Randziffer 145 Absatz 1 wird wie folgt gefasst:

„4. Veranlagungswahlrecht (§ 32d Absatz 4 EStG)

Allgemeines

Rz. 145
Dem Steuerpflichtigen steht für Kapitaleinkünfte, die der Kapitalertragsteuer unterlegen haben, ein Wahlrecht zu, diese im Rahmen seiner Veranlagung geltend zu machen, um die gesetzlich geregelten Tatbestände, die beim Kapitalertragsteuerabzug nicht berücksichtigt werden können, wie z. B. ein Verlustvortrag nach § 20 Absatz 6 EStG, steuermindernd geltend zu machen. Ebenso besteht für den Steuerpflichtigen die Möglichkeit, den Steuereinbehalt des Kreditinstituts dem Grund und der Höhe nach überprüfen zu lassen. Der entsprechende Antrag kann bis zur Unanfechtbarkeit des Einkommensteuerbescheides gestellt werden bzw. solange eine Änderung nach den Vorschriften der Abgabenordnung (z. B. § 164 Abs. 2 AO) oder den Einzelsteuergesetzen möglich ist. §§ 177 und 351 Abs. 1 AO sind zu beachten.

Randziffer 149 wird wie folgt gefasst:

„6. Günstigerprüfung (§ 32d Absatz 6 EStG)

Allgemeines

Rz. 149
§ 32d Abs. 6 EStG regelt die Wahlmöglichkeit des Steuerpflichtigen, seine Einkünfte aus Kapitalvermögen abweichend von § 32d Abs. 1 EStG den allgemeinen einkommensteuerrechtlichen Regelungen zur Ermittlung der tariflichen Einkommensteuer zu unterwerfen. Damit wird für Steuerpflichtige, deren Belastung mit der tariflichen Einkommensteuer auf Kapitaleinkünfte niedriger ist als der Abgeltungsteuersatz in Höhe von 25 %, die Möglichkeit geschaffen, dass ihre Einkünfte aus Kapitalvermögen diesem niedrigeren Steuersatz unterworfen werden. Der Steuerpflichtige hat diese Wahlmöglichkeit im Rahmen seiner Veranlagung geltend zu machen. Zusammenveranlagte Ehegatten können das Wahlrecht nur gemeinsam ausüben. Der Antrag auf Günstigerprüfung kann bis zur Unanfechtbarkeit des betreffenden Einkommensteuerbescheides gestellt werden bzw. solange eine Änderung nach den Vorschriften der Abgabenordnung (z. B. § 164 Abs. 2 AO) oder den Einzelsteuergesetzen möglich ist. §§ 177 und 351 Abs. 1 AO sind zu beachten.
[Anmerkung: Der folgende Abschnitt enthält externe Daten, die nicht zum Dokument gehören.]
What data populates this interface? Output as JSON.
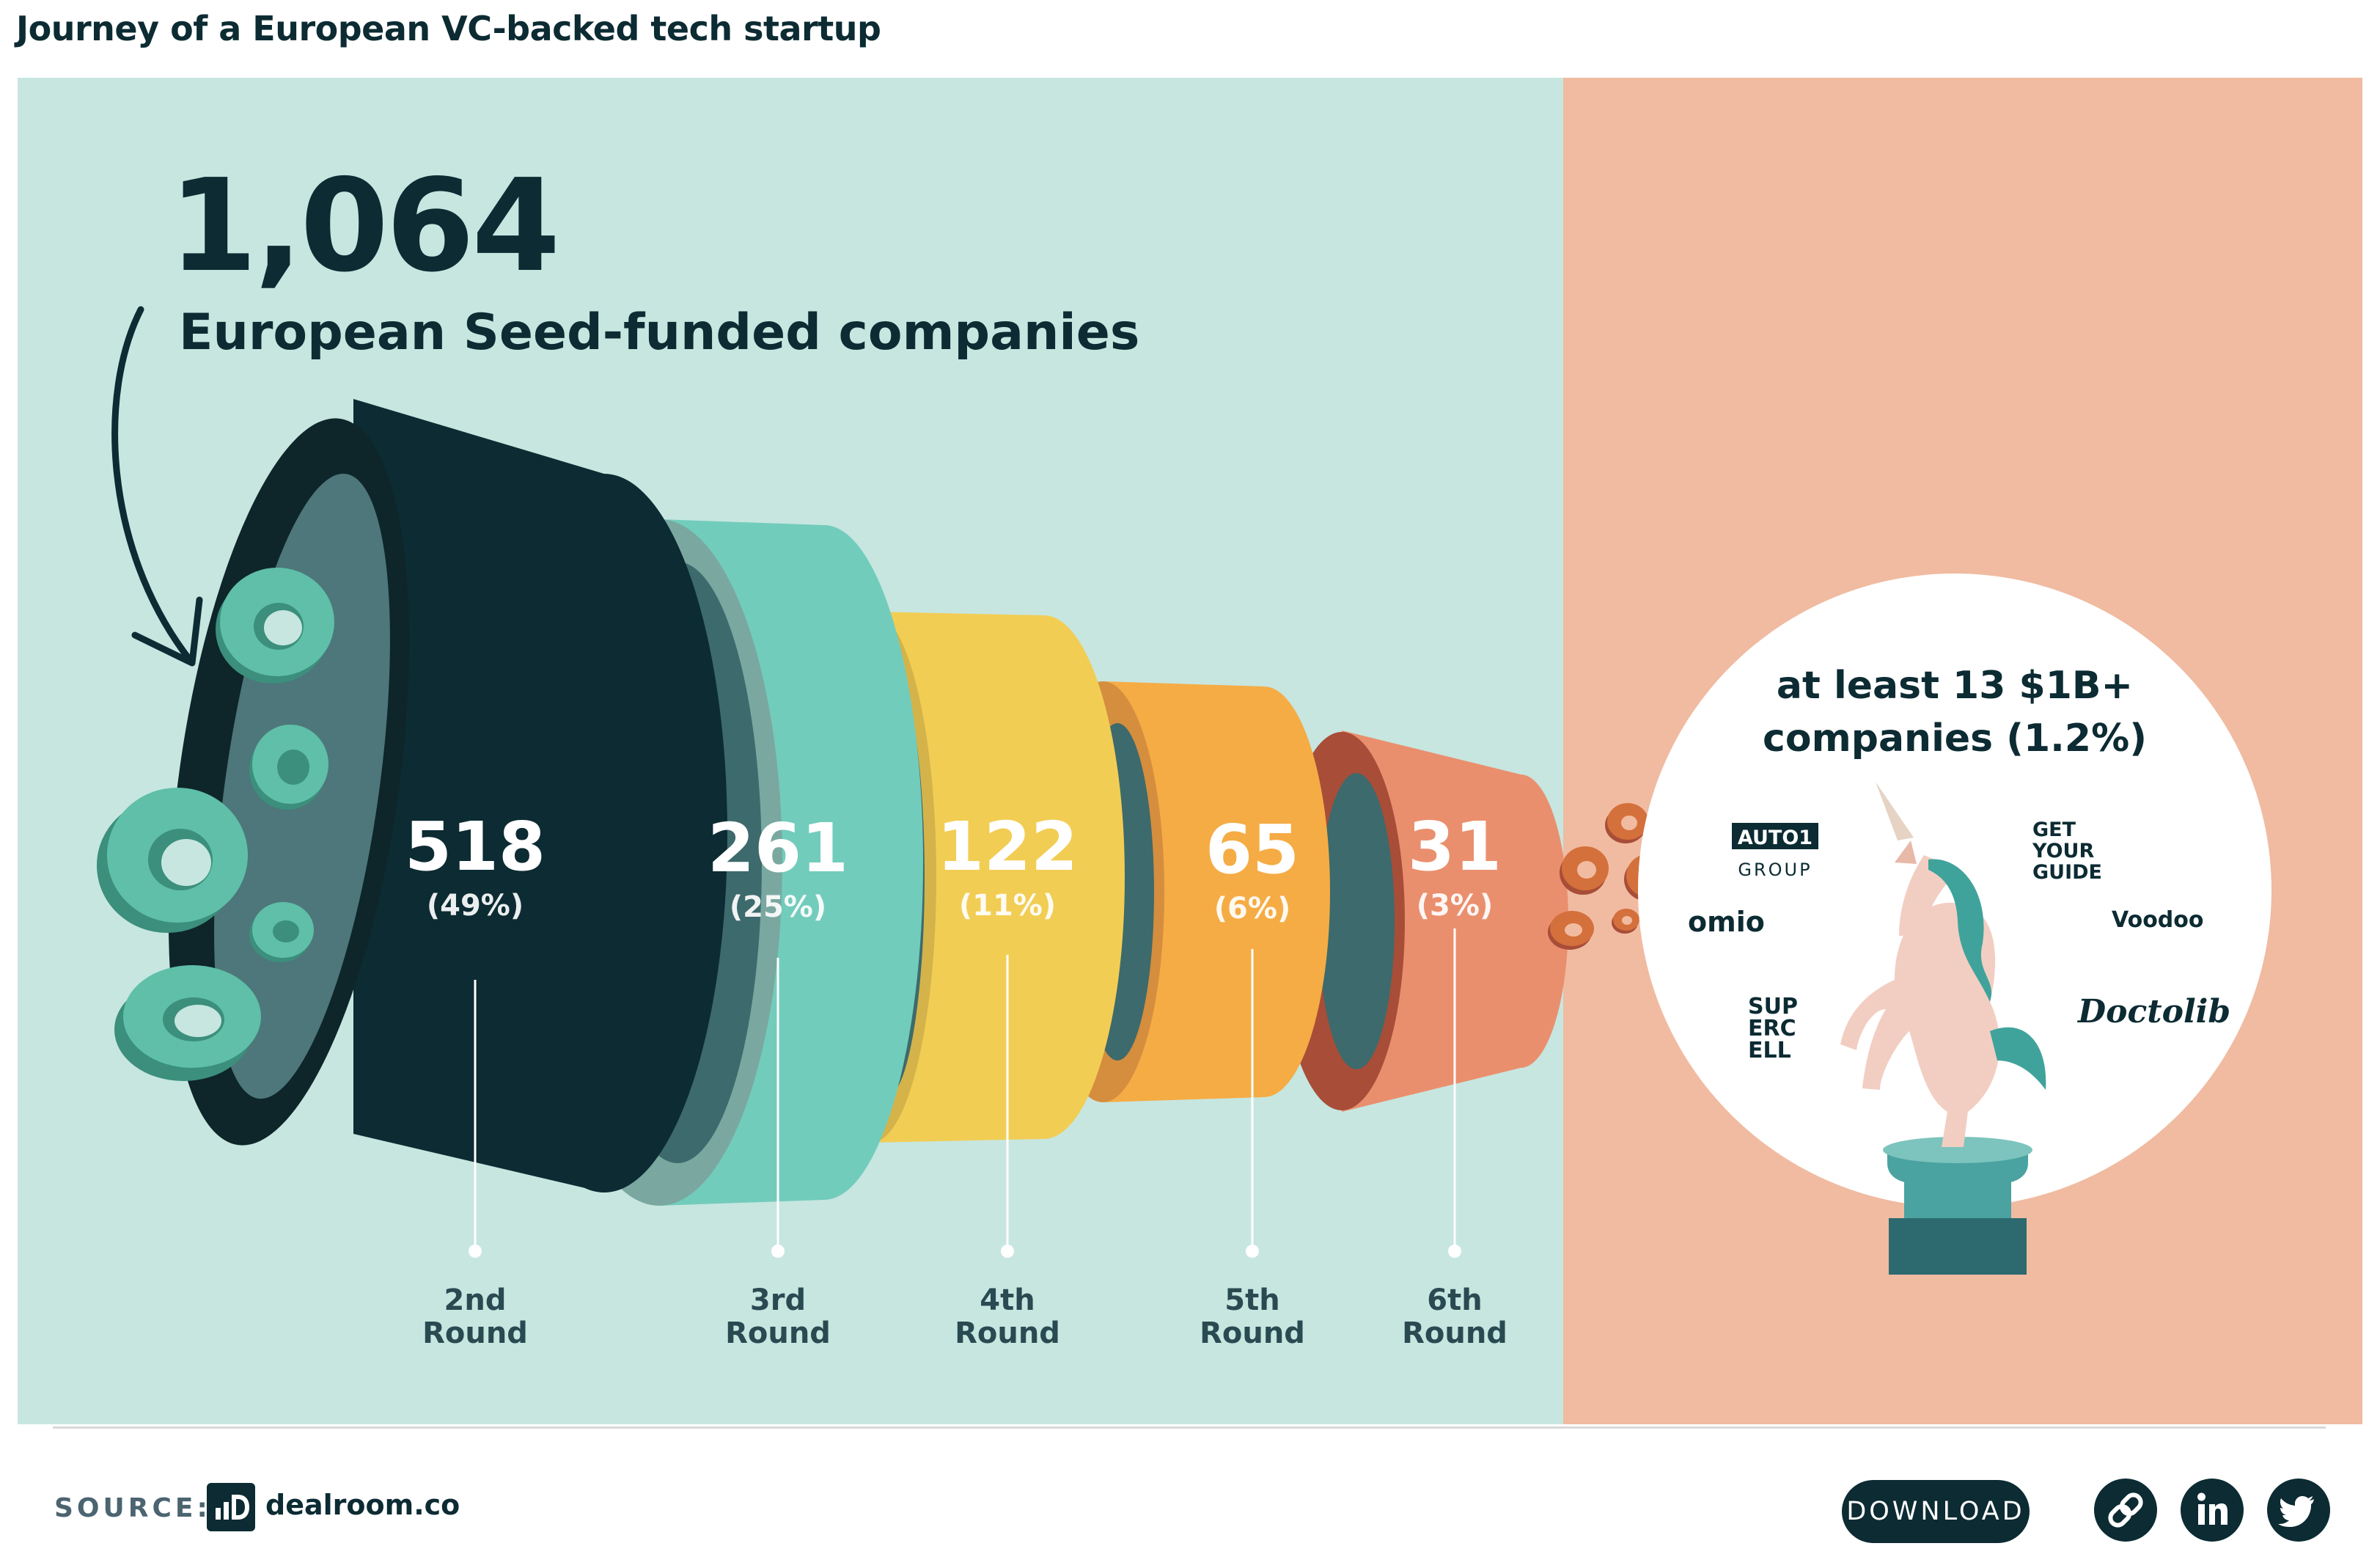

Randziffer 150 Absatz 1 wird wie folgt gefasst:

„Rz. 150
Das Finanzamt prüft im Rahmen der Steuerfestsetzung von Amts wegen, ob die Anwendung der allgemeinen Regelungen (insbesondere unter Berücksichtigung des Grundfreibetragesund des Altersentlastungsbetrages) zu einer niedrigeren Steuerfestsetzung führt (Günstigerprüfung). Sollte dies nicht der Fall sein, gilt der Antrag als nicht gestellt.“

Vor Randziffer 152 wird folgende Randziffer 151a eingefügt:

„IV. Kapitalerträge mit Steuerabzug (§ 43 EStG)

Rz. 151a
Aufgrund der Systematik der Abgeltungsteuer haben die Kreditinstitute als Organe der Steuererhebung die Rechtsauffassung der Finanzverwaltung hinsichtlich des Kapitalertragsteuereinbehaltes anzuwenden (vgl. BT-Drs. 17/3549 S. 6). Nur so kann verhindert werden, dass der Umfang der Steuererhebung davon abhängig ist, bei welchem Institut der Steuerpflichtige sein Kapital anlegt.“

Randziffer 165 wird wie folgt gefasst:

„Übertragung von Depots aus Anlass von Erbfällen (§ 43 Abs. 1 Satz 5 EStG)/Übertragungen für Zwecke der Begründung eines Treuhandverhältnisses

Rz. 165
Kommt es in Erbfällen zu einem Depotübertrag auf einen anderen Gläubiger, ist von einem unentgeltlichen Depotübertrag i. S. des § 43 Abs. 1 Satz 5 EStG auszugehen. Da in diesen Fällen dem Grunde nach eine Verpflichtung zur Anzeige unmittelbar an das zuständige Erbschaftsteuerfinanzamt nach § 33 ErbStG besteht, ist eine Meldung nach § 43 Abs. 1 Satz 6 EStG nicht erforderlich.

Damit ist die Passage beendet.